WhatsApp wanted to implement the changes in February, but after a wave of criticism, it withdrew from the plan and moved the date to May. He made it clear that he wanted to give users enough time to evaluate the changes. Critics immediately used the competition – especially the communication platforms Signal, Telegram, and iMessage – and indicated that WhatsApp is collecting more data about its users.
“As a security expert, it’s hard for me to advise users to stop using the app. Analyst Zach Dufman on Forbes, a well-known cybersecurity expert, wrote that this communications platform has done more than anyone else to spread secure messages.” But it was seized from Before the world’s most greedy data collection device. He added that from the start it was clear that a settlement would come one day, “referring to the fact that WhatsApp has become the owner of Facebook – the operator of the social network of the same name, which is used by about a quarter of the planet, or about two billion people.
WhatsApp claims that its platform is more secure than its competitors. “Other apps say they are better because they know less information than WhatsApp. But we think people want reliable and secure apps, although this means WhatsApp will need access to a limited amount of data.”
According to Dufman, there can be no doubt that this is just a “limited amount of data”, as WhatsApp claims. “It’s a complete list of data, and it’s all about identifying you,” he points out. “Nobody ever said Signal, iMessage, or Telegram are unreliable or less secure apps because they collect less information about users,” he adds.

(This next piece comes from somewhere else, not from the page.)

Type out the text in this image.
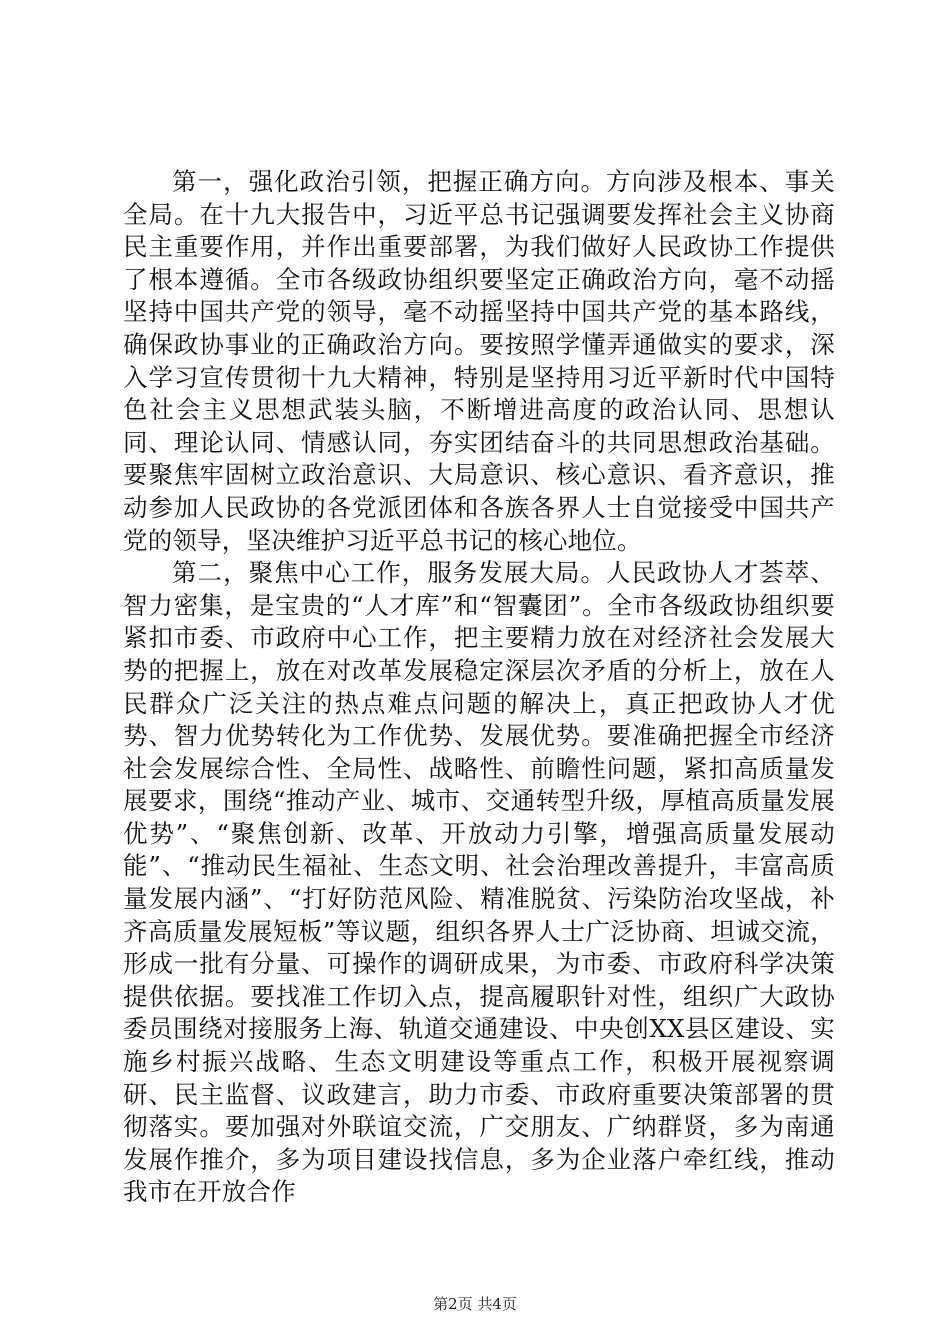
第一，强化政治引领，把握正确方向。方向涉及根本、事关全局。在十九大报告中，习近平总书记强调要发挥社会主义协商民主重要作用，并作出重要部署，为我们做好人民政协工作提供了根本遵循。全市各级政协组织要坚定正确政治方向，毫不动摇坚持中国共产党的领导，毫不动摇坚持中国共产党的基本路线，确保政协事业的正确政治方向。要按照学懂弄通做实的要求，深入学习宣传贯彻十九大精神，特别是坚持用习近平新时代中国特色社会主义思想武装头脑，不断增进高度的政治认同、思想认同、理论认同、情感认同，夯实团结奋斗的共同思想政治基础。要聚焦牢固树立政治意识、大局意识、核心意识、看齐意识，推动参加人民政协的各党派团体和各族各界人士自觉接受中国共产党的领导，坚决维护习近平总书记的核心地位。

第二，聚焦中心工作，服务发展大局。人民政协人才荟萃、智力密集，是宝贵的“人才库”和“智囊团”。全市各级政协组织要紧扣市委、市政府中心工作，把主要精力放在对经济社会发展大势的把握上，放在对改革发展稳定深层次矛盾的分析上，放在人民群众广泛关注的热点难点问题的解决上，真正把政协人才优势、智力优势转化为工作优势、发展优势。要准确把握全市经济社会发展综合性、全局性、战略性、前瞻性问题，紧扣高质量发展要求，围绕“推动产业、城市、交通转型升级，厚植高质量发展优势”、“聚焦创新、改革、开放动力引擎，增强高质量发展动能”、“推动民生福祉、生态文明、社会治理改善提升，丰富高质量发展内涵”、“打好防范风险、精准脱贫、污染防治攻坚战，补齐高质量发展短板”等议题，组织各界人士广泛协商、坦诚交流，形成一批有分量、可操作的调研成果，为市委、市政府科学决策提供依据。要找准工作切入点，提高履职针对性，组织广大政协委员围绕对接服务上海、轨道交通建设、中央创XX县区建设、实施乡村振兴战略、生态文明建设等重点工作，积极开展视察调研、民主监督、议政建言，助力市委、市政府重要决策部署的贯彻落实。要加强对外联谊交流，广交朋友、广纳群贤，多为南通发展作推介，多为项目建设找信息，多为企业落户牵红线，推动我市在开放合作

第2页 共4页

WhatsApp is a free service. Thus, its owner has every right to make it clear that he is collecting this or that data so that he can send advertisements to the users most relevant to them. Dufman points out that “but certainly does not have the right to obscure and deny transparency, indicating that it is a necessary part of the services provided for free.”
The company told the UK server: “After a few weeks of limited functionality, you will not be able to receive calls or notifications, and WhatsApp will stop sending messages and calls to your phone.” Watchman.
According to experts, WhatsApp’s privacy concerns have subsided so far, mainly because it has highlighted its reputation as a provider of encrypted communications, while ignoring questions about data collection and sharing with Facebook. “Metadata – that is, data about your data – is just as powerful as the data itself,” said Ian Thornton-Trump, Cyanax’s chief security expert.
Dufman also questions the relationship between this wide range of users’ personal data and the reliability or security of the app. “Remember, when a product is free, you become a producer yourself. There is nothing complicated about that.”
Facebook strives to enable its business customers to communicate with customers more easily through WhatsApp. However, he confirms that this is just an option – if a WhatsApp user doesn’t care about it, he won’t have to use it. But if he starts using it, the communication between him and the merchant can be stored outside of WhatsApp, and thus outside his encrypted systems, which WhatsApp is proud of in private communications.
“For a lot of us, it’s unrealistic to stop using WhatsApp altogether,” Duffman admits. “But many of us did it through SMS messages, and ironically, we have replaced it with WhatsApp. Is it really time to stop using WhatsApp now? That may be the time.”